There was a sudden catch of breath. The phone was hung up in his ear.
He walked back in and looked questioningly at Asa.
The red-head’s face was worried, irritated as he shook his head. “Couldn’t get action. Hey—who the hell do you suppose it was?”
The Marquis’ eyes were thin, swift thought running behind them. After another minute, he said: “Maybe we can find out.”
He picked up a phone and called Carideo at the Alien Bureau. “Did you locate that stuff on Shaughnessey for me, Joe?”
“Yeah. I can give you a carbon copy of the report.”
“Will you send somebody down to the front door with it? I’ll be passing by there in a few minutes and I’m kind of moving fast.” He hung up.
“When we ride down in the elevator,” he told McGuire, “you stand behind the operator and don’t come out when I do. Let me get ahead of you a little, then you join the parade.”
“Parade? You mean—Good night! Is someone tailing you?”
“I can’t think of any other way anybody would know where I am.”
McGuire whistled.
The gloomy Alonzo, still huddled over the books and papers on the desk, said: “This is a mess. There’ll be hell to pay. It ought to be reported to the Securities Commission right away.”
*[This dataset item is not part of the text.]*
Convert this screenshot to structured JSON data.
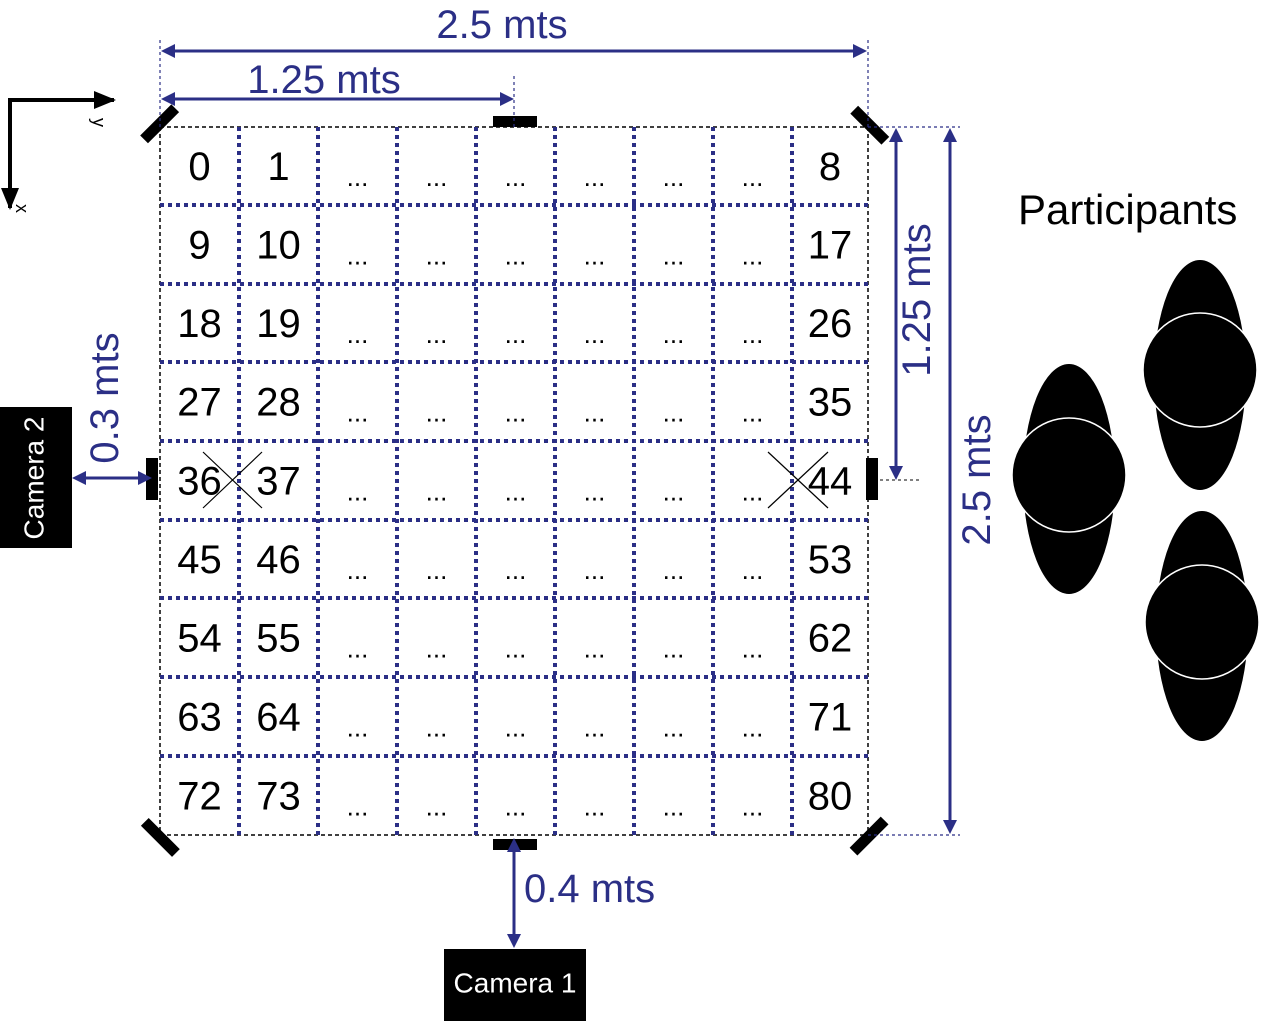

“Go ahead and report it,” the Marquis said. “And leave word for me at McCreagh’s theater-ticket agency if you get a line on who is behind that Peerless. It may break a murder, so do what you can.”
“Yeah. O.K.”
As they rode down, the Marquis told the elevator operator what he was to do, and said to McGuire: “I don’t know why anybody would tail me, except to make sure that I’m keeping clear of something they don’t want me in. It’s a weak guess, but I can’t think of anything else. If it was the killer, he might have made a wild guess, but God knows why he’d call me. It’s a good bet that somebody’s watching me. If we can nab him, I’ll give him a course of sprouts that’ll make an oyster talk.